Dr. Berghella and co-author Gabriele Saccone, M.D., at the University of Naples Federico II, compiled data from three previously completed double-blind clinical trials, including 3,200 women at between 34 to nearly 37 weeks of pregnancy and at imminent risk of preterm birth. Babies born in this window are less likely to have fully matured lungs (incidence of respiratory distress syndrome was 6.7 percent without steroids, and 2.7 percent with steroids).

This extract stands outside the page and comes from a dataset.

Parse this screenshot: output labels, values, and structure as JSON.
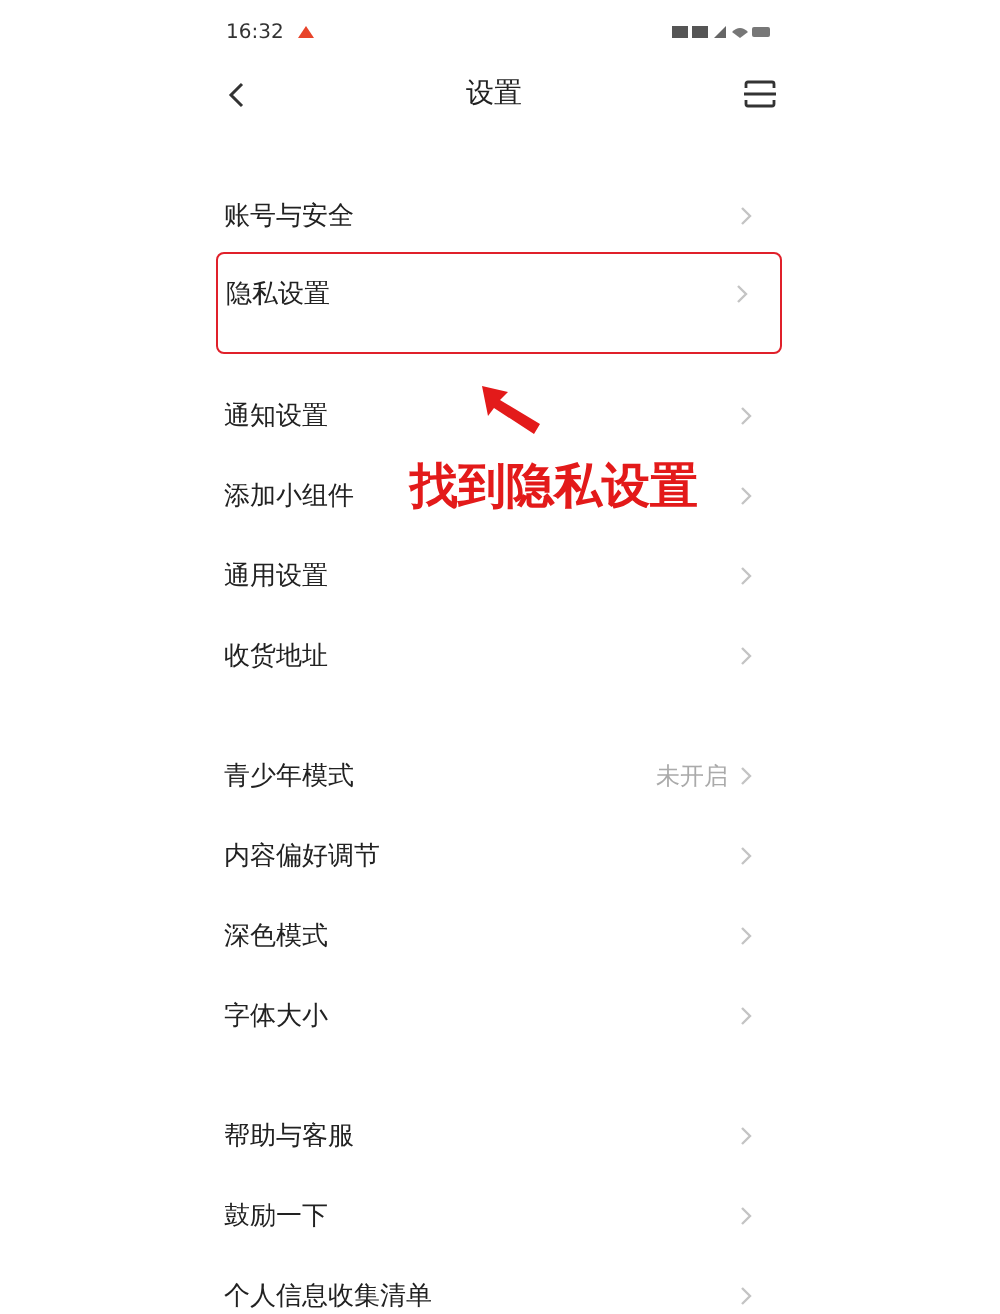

The researchers also included data from three trials of 2,498 women who had a scheduled C-section at 37 weeks or older. Infants delivered by C-section are also more likely to have respiratory distress because the natural birthing process stimulates the final stages of lung development. It is thought that labor contractions and the pressure of going through the birth canal cause a baby's lungs to expel amniotic fluid and begin producing the surfactants that lubricate the lungs and make it possible to start breathing air. The incidence of severe respiratory distress in this group was 2.3 percent without steroids and 1.4 percent with steroids.
The authors conclude that a single course of steroids (two shots over 24 hours) may be useful in reducing lung complications in women at high risk for preterm birth at 34-37 weeks, or for women undergoing a planned C-section at or after 37 weeks.
However, the meta-analysis also revealed a risk of corticosteroid administration in this group: there was a higher likelihood of hypoglycemia, or low blood sugar, in infants whose mothers were treated. The clinical significance of neonatal hypoglycemia in these babies is not well known, as these babies did not seem to have any short-term consequences from the hypoglycemia, and there are not yet any data on their long-term outcome.